In the wide halls of the Pentagon, the military often is referred to as “the world’s largest family business.” The fear among some military leaders, politicians and experts
begins with the belief that as fewer segments of society have family or friends in uniform, others become desensitized to the risks and stresses of military service. The feared risks range from a reluctance to fully support those who serve to an almost cavalier willingness to wage war, reasoning, “That’s what THEY signed up for.”

Military and civilian officials admit that there are some positives in the smaller recruiting pool. The children of service members enlist understanding the job.
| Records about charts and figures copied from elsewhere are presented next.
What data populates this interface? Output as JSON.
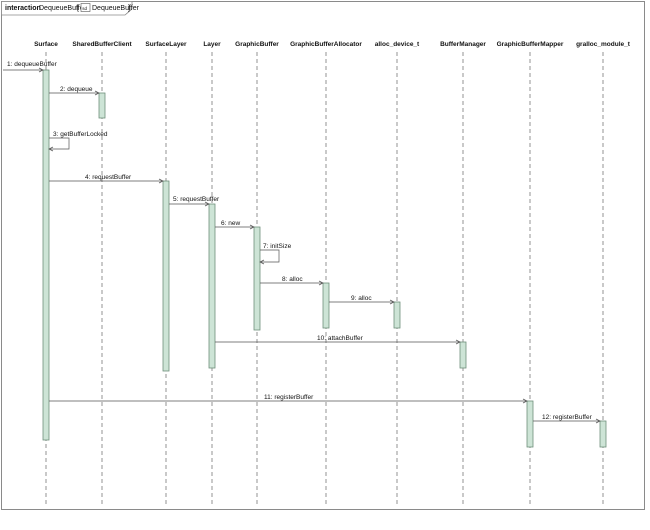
{
  "frame": {
    "keyword": "interaction",
    "name": "DequeueBuffer",
    "ref_icon": "sd",
    "ref_name": "DequeueBuffer"
  },
  "lifelines": [
    "Surface",
    "SharedBufferClient",
    "SurfaceLayer",
    "Layer",
    "GraphicBuffer",
    "GraphicBufferAllocator",
    "alloc_device_t",
    "BufferManager",
    "GraphicBufferMapper",
    "gralloc_module_t"
  ],
  "messages": [
    "1: dequeueBuffer",
    "2: dequeue",
    "3: getBufferLocked",
    "4: requestBuffer",
    "5: requestBuffer",
    "6: new",
    "7: initSize",
    "8: alloc",
    "9: alloc",
    "10: attachBuffer",
    "11: registerBuffer",
    "12: registerBuffer"
  ],
  "colors": {
    "activation_fill": "#cde4d6",
    "activation_stroke": "#6f8f7a",
    "line": "#555555",
    "frame": "#8a8a8a"
  }
}
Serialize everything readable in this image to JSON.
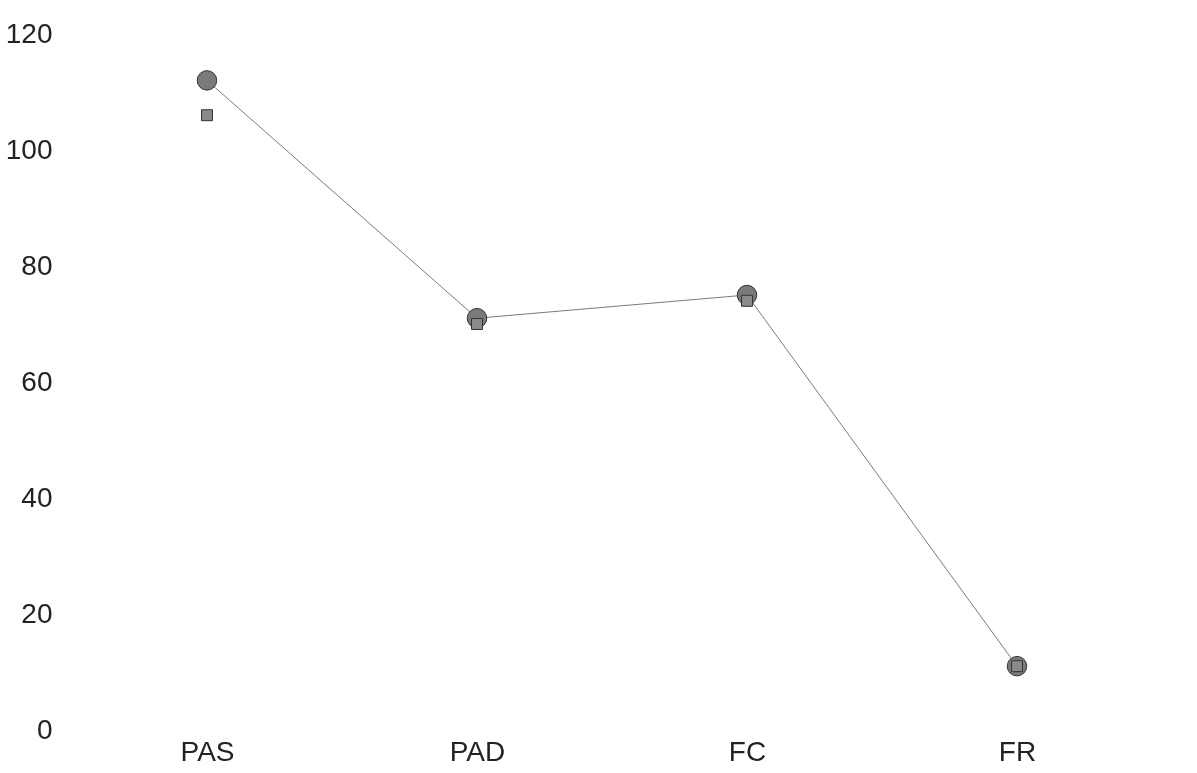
{
  "chart_data": {
    "type": "line",
    "categories": [
      "PAS",
      "PAD",
      "FC",
      "FR"
    ],
    "series": [
      {
        "color": "#7a7a7a",
        "values": [
          112,
          71,
          75,
          11
        ],
        "marker": "circle"
      },
      {
        "type": "scatter",
        "color": "#8a8a8a",
        "values": [
          106,
          70,
          74,
          11
        ],
        "marker": "square"
      }
    ],
    "ylim": [
      0,
      120
    ],
    "yticks": [
      0,
      20,
      40,
      60,
      80,
      100,
      120
    ],
    "grid": false,
    "line_style": "solid"
  }
}
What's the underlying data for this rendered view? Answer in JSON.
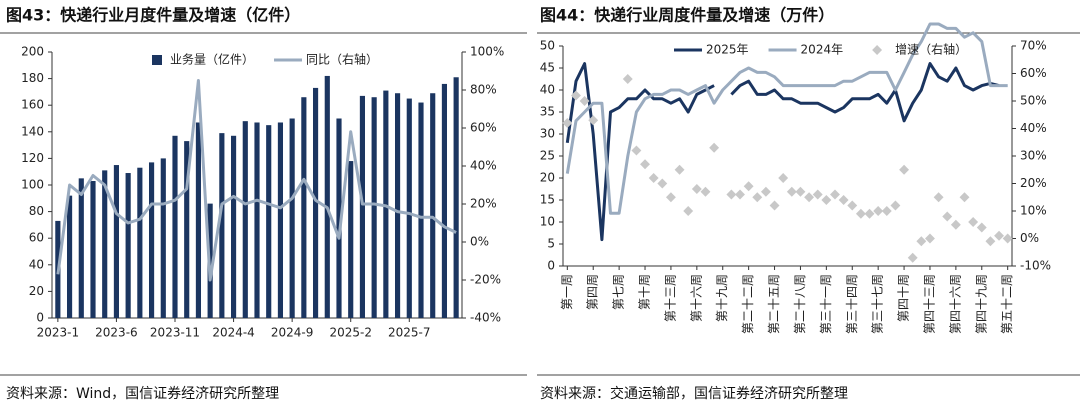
{
  "chart_data": [
    {
      "type": "bar",
      "title": "图43：快递行业月度件量及增速（亿件）",
      "source": "资料来源：Wind，国信证券经济研究所整理",
      "categories": [
        "2023-1",
        null,
        null,
        null,
        null,
        "2023-6",
        null,
        null,
        null,
        null,
        "2023-11",
        null,
        null,
        null,
        null,
        "2024-4",
        null,
        null,
        null,
        null,
        "2024-9",
        null,
        null,
        null,
        null,
        "2025-2",
        null,
        null,
        null,
        null,
        "2025-7",
        null,
        null,
        null,
        null
      ],
      "series": [
        {
          "name": "业务量（亿件）",
          "type": "bar",
          "color": "#1b3560",
          "values": [
            73,
            92,
            105,
            103,
            111,
            115,
            109,
            113,
            117,
            120,
            137,
            133,
            147,
            86,
            139,
            137,
            148,
            147,
            145,
            147,
            150,
            166,
            173,
            182,
            150,
            118,
            167,
            166,
            171,
            169,
            165,
            162,
            169,
            176,
            181
          ]
        },
        {
          "name": "同比（右轴）",
          "type": "line",
          "axis": "y2",
          "color": "#9aabbf",
          "values": [
            -17,
            30,
            25,
            35,
            30,
            15,
            10,
            12,
            20,
            20,
            22,
            28,
            85,
            -20,
            20,
            24,
            20,
            22,
            20,
            18,
            23,
            33,
            22,
            18,
            2,
            58,
            20,
            20,
            19,
            16,
            15,
            13,
            13,
            8,
            5
          ]
        }
      ],
      "ylim": [
        0,
        200
      ],
      "yticks": [
        0,
        20,
        40,
        60,
        80,
        100,
        120,
        140,
        160,
        180,
        200
      ],
      "y2lim": [
        -40,
        100
      ],
      "y2ticks": [
        {
          "value": -40,
          "label": "-40%"
        },
        {
          "value": -20,
          "label": "-20%"
        },
        {
          "value": 0,
          "label": "0%"
        },
        {
          "value": 20,
          "label": "20%"
        },
        {
          "value": 40,
          "label": "40%"
        },
        {
          "value": 60,
          "label": "60%"
        },
        {
          "value": 80,
          "label": "80%"
        },
        {
          "value": 100,
          "label": "100%"
        }
      ],
      "legend": "top"
    },
    {
      "type": "line",
      "title": "图44：快递行业周度件量及增速（万件）",
      "source": "资料来源：交通运输部，国信证券经济研究所整理",
      "categories": [
        "第一周",
        null,
        null,
        "第四周",
        null,
        null,
        "第七周",
        null,
        null,
        "第十周",
        null,
        null,
        "第十三周",
        null,
        null,
        "第十六周",
        null,
        null,
        "第十九周",
        null,
        null,
        "第二十二周",
        null,
        null,
        "第二十五周",
        null,
        null,
        "第二十八周",
        null,
        null,
        "第三十一周",
        null,
        null,
        "第三十四周",
        null,
        null,
        "第三十七周",
        null,
        null,
        "第四十周",
        null,
        null,
        "第四十三周",
        null,
        null,
        "第四十六周",
        null,
        null,
        "第四十九周",
        null,
        null,
        "第五十二周"
      ],
      "series": [
        {
          "name": "2025年",
          "type": "line",
          "color": "#1b3560",
          "values": [
            28,
            42,
            46,
            30,
            6,
            35,
            36,
            38,
            38,
            40,
            38,
            38,
            37,
            38,
            35,
            39,
            40,
            41,
            null,
            39,
            41,
            42,
            39,
            39,
            40,
            38,
            38,
            37,
            37,
            37,
            36,
            35,
            36,
            38,
            38,
            38,
            39,
            37,
            40,
            33,
            37,
            40,
            46,
            43,
            42,
            45,
            41,
            40,
            41,
            41.5,
            41,
            null
          ]
        },
        {
          "name": "2024年",
          "type": "line",
          "color": "#9aabbf",
          "values": [
            21,
            33,
            35,
            37,
            37,
            12,
            12,
            25,
            35,
            38,
            39,
            39,
            40,
            40,
            39,
            40,
            41,
            37,
            40,
            42,
            44,
            45,
            44,
            44,
            43,
            41,
            41,
            41,
            41,
            41,
            41,
            41,
            42,
            42,
            43,
            44,
            44,
            44,
            40,
            44,
            48,
            51,
            55,
            55,
            54,
            54,
            52,
            53,
            51,
            41,
            41,
            41
          ]
        },
        {
          "name": "增速（右轴）",
          "type": "scatter",
          "axis": "y2",
          "color": "#c8c8c8",
          "values": [
            42,
            52,
            50,
            43,
            null,
            null,
            null,
            58,
            32,
            27,
            22,
            20,
            15,
            25,
            10,
            18,
            17,
            33,
            null,
            16,
            16,
            19,
            15,
            17,
            12,
            22,
            17,
            17,
            15,
            16,
            14,
            16,
            14,
            12,
            9,
            9,
            10,
            10,
            12,
            25,
            -7,
            -1,
            0,
            15,
            8,
            5,
            15,
            6,
            4,
            -1,
            1,
            0
          ]
        }
      ],
      "ylim": [
        0,
        50
      ],
      "yticks": [
        0,
        5,
        10,
        15,
        20,
        25,
        30,
        35,
        40,
        45,
        50
      ],
      "y2lim": [
        -10,
        70
      ],
      "y2ticks": [
        {
          "value": -10,
          "label": "-10%"
        },
        {
          "value": 0,
          "label": "0%"
        },
        {
          "value": 10,
          "label": "10%"
        },
        {
          "value": 20,
          "label": "20%"
        },
        {
          "value": 30,
          "label": "30%"
        },
        {
          "value": 40,
          "label": "40%"
        },
        {
          "value": 50,
          "label": "50%"
        },
        {
          "value": 60,
          "label": "60%"
        },
        {
          "value": 70,
          "label": "70%"
        }
      ],
      "legend": "top"
    }
  ]
}
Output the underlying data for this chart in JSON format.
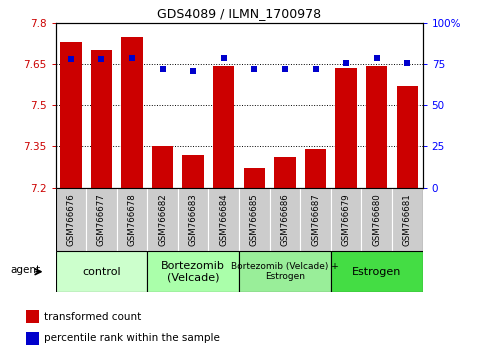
{
  "title": "GDS4089 / ILMN_1700978",
  "samples": [
    "GSM766676",
    "GSM766677",
    "GSM766678",
    "GSM766682",
    "GSM766683",
    "GSM766684",
    "GSM766685",
    "GSM766686",
    "GSM766687",
    "GSM766679",
    "GSM766680",
    "GSM766681"
  ],
  "bar_values": [
    7.73,
    7.7,
    7.75,
    7.35,
    7.32,
    7.645,
    7.27,
    7.31,
    7.34,
    7.635,
    7.645,
    7.57
  ],
  "percentile_values": [
    78,
    78,
    79,
    72,
    71,
    79,
    72,
    72,
    72,
    76,
    79,
    76
  ],
  "bar_color": "#cc0000",
  "point_color": "#0000cc",
  "ylim_left": [
    7.2,
    7.8
  ],
  "ylim_right": [
    0,
    100
  ],
  "yticks_left": [
    7.2,
    7.35,
    7.5,
    7.65,
    7.8
  ],
  "ytick_labels_left": [
    "7.2",
    "7.35",
    "7.5",
    "7.65",
    "7.8"
  ],
  "yticks_right": [
    0,
    25,
    50,
    75,
    100
  ],
  "ytick_labels_right": [
    "0",
    "25",
    "50",
    "75",
    "100%"
  ],
  "hlines": [
    7.35,
    7.5,
    7.65
  ],
  "groups": [
    {
      "label": "control",
      "start": 0,
      "end": 3,
      "color": "#ccffcc",
      "fontsize": 8
    },
    {
      "label": "Bortezomib\n(Velcade)",
      "start": 3,
      "end": 6,
      "color": "#aaffaa",
      "fontsize": 8
    },
    {
      "label": "Bortezomib (Velcade) +\nEstrogen",
      "start": 6,
      "end": 9,
      "color": "#99ee99",
      "fontsize": 6.5
    },
    {
      "label": "Estrogen",
      "start": 9,
      "end": 12,
      "color": "#44dd44",
      "fontsize": 8
    }
  ],
  "legend_bar_label": "transformed count",
  "legend_point_label": "percentile rank within the sample",
  "agent_label": "agent",
  "background_color": "#ffffff",
  "tick_bg": "#cccccc",
  "plot_bg": "#ffffff"
}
They often were raised around the military and aren’t shocked by the culture, the level of expectations or long deployments.

Consider the Cotter brothers, who share a military life in the Flint Hills of central Kansas.

Several years ago, with college over and the recession in full swing, Gregory Cotter realized that his teenage dream of escaping the family business was a mistake.

“As a teenager, I wanted to do anything but this,” he said

But like his father and two brothers, he enrolled in the Army.

A tour in Afghanistan now behind him, Sgt. Cotter, 27, lives at Fort Riley, along with his twin, Andrew, a lieutenant, and their 28-year-old brother, Brian, a captain, both of whom served in Iraq. Their father, Col. David Cotter, retired not too far away, in Platte City, Mo., outside Kansas City.

“What we understood when we signed up is that this is a job, and we were raised to believe in serving something beyond ourselves,” Brian Cotter said.